T-SQL Procedure, scalar variable error even after successful updation

Question

--sp_executesql version
    --SET @SQLQUERY = 'UPDATE @TableName SET Brief = @Brief,
    --               [Full] = @Full,                        
    --               CreatedBy = @CreatedBy,
    --               Department = @Department,
    --               Answer = @Answer WHERE Id=@Id';
 --SET @ParamDefinition=N'@TableName nvarchar(50),@Brief nvarchar(50),@Full nvarchar(MAX),@CreatedBy varchar(256),@Department varchar(256),@Answer nvarchar(MAX),@Id int' 
--  exec sp_executesql @SQLQUERY,@ParamDefinition,@TableName,@Brief,@Full,@CreatedBy,@Department,@Answer,@Id; 

-- exec version
SET @SQLQUERY = 'UPDATE ' + @TableName + ' SET  
                     Brief ='+ @Brief+',
                     [Full] ='+ @Full+',                        
                     CreatedBy ='+ @CreatedBy+',
                     Department ='+ @Department+',
                     Answer ='+@Answer+' WHERE Id='+CAST(@Id as nvarchar(10))

print @SQLQUERY; 
EXEC (@SQLQUERY)

I have used both EXEC and sp_executesql procedures to execute my dynamic query but both are failing.

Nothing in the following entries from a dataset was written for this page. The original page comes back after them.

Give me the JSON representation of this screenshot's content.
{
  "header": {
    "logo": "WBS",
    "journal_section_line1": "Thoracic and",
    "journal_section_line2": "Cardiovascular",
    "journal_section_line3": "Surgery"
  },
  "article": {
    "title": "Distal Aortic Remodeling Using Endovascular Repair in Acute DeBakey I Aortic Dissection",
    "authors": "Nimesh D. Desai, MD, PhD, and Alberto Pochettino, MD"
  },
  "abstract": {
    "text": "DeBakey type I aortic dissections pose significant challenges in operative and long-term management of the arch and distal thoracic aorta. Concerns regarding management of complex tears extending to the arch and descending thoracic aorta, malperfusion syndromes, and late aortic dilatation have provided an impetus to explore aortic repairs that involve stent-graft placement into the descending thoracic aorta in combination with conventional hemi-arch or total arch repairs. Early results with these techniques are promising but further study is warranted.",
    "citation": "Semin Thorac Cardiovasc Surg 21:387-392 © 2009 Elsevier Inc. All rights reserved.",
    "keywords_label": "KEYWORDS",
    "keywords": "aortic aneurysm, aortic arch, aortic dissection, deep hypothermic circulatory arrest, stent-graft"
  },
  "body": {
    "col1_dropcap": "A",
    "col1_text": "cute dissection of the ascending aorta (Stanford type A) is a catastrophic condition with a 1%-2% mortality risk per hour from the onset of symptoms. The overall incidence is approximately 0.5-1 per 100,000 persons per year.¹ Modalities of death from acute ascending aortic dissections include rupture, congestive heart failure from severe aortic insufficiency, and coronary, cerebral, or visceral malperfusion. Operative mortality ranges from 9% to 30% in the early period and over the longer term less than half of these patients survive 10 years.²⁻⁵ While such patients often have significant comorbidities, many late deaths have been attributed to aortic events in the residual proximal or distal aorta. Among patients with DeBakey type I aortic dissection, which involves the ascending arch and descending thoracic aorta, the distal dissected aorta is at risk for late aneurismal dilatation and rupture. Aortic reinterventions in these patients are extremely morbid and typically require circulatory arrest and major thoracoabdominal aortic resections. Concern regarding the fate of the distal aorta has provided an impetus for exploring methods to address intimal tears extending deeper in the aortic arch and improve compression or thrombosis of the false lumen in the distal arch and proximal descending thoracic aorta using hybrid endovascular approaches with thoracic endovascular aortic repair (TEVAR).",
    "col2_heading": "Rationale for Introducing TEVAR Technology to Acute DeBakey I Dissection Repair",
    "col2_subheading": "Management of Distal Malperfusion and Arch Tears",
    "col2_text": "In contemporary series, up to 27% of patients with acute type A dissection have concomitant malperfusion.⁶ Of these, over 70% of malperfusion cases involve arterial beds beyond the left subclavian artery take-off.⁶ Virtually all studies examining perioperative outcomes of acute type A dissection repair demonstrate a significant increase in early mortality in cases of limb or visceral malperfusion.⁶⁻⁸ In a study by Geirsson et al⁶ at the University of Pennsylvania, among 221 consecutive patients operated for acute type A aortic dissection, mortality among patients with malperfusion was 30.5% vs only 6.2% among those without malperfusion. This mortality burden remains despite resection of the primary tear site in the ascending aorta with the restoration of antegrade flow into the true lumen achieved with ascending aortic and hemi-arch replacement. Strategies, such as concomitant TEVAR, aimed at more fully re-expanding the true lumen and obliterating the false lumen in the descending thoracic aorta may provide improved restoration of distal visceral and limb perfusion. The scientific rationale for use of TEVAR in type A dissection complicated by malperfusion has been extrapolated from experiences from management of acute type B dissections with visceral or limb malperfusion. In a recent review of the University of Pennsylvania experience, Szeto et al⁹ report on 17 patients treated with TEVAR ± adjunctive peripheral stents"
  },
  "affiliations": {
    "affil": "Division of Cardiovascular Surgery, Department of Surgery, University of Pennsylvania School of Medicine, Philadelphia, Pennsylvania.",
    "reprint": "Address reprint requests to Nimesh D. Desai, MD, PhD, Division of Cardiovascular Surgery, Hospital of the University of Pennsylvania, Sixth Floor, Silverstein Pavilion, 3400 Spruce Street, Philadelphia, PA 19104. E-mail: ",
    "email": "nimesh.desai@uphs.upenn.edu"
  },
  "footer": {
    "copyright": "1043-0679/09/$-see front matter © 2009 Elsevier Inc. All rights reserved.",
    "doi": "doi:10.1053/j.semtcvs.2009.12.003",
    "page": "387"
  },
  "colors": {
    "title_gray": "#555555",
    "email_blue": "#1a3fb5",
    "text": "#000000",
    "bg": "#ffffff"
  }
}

In case of EXEC the dynamic query is not set to the @SQLQUERY variable (seen after debugging), in case of sp_executesql I get scalar variable error though database is updated and I have already passed everything to it.

Answer 1

Case is very simple. You cannot parametrize table/column name in UPDATE statement:

SET @SQLQUERY = 'UPDATE @TableName       --here is problem
                 SET    Brief = @Brief, 
                        [Full] = @Full,                        
                        CreatedBy = @CreatedBy,
                        Department = @Department,
                        Answer = @Answer 
                 WHERE Id=@Id';


SET @ParamDefinition=N'@TableName nvarchar(50),@Brief nvarchar(50), 
                       @Full nvarchar(MAX), @CreatedBy varchar(256),
                       @Department varchar(256),@Answer nvarchar(MAX),@Id int' 

EXEC dbo.sp_executesql @SQLQUERY,@ParamDefinition,
                        @TableName,@Brief,@Full,
                        @CreatedBy,@Department,@Answer,@Id;

Use substitution instead:

SET @SQLQUERY = N'UPDATE <tab_name> 
                  SET Brief     = @Brief, 
                     [Full]     = @Full,                        
                     CreatedBy  = @CreatedBy,
                     Department = @Department,
                     Answer     = @Answer 
                  WHERE Id = @Id';

SET @SQLQUERY = REPLACE(@SQLQUERY, '<tab_name>', QUOTENAME(@TableName));

SET @ParamDefinition=N'@Brief nvarchar(50),@Full nvarchar(MAX),
                       @CreatedBy varchar(256),@Department varchar(256),
                       @Answer nvarchar(MAX),@Id int';

EXEC [dbo].[sp_executesql] @SQLQUERY,
                           @ParamDefinition,
                           @Brief,@Full,@CreatedBy, @Department,@Answer,@Id;

Notes:

• Table name should have SYSNAME datatype.
• It is a good practice to quote identifiers with QUOTENAME (to avoid potential SQL Injection attacks).
• I guess @CreatedBy is datetime that is why I do not understand why it is passed as varchar(256).
• It is a good practice to end every statement with ;. In future versions this will be mandatory.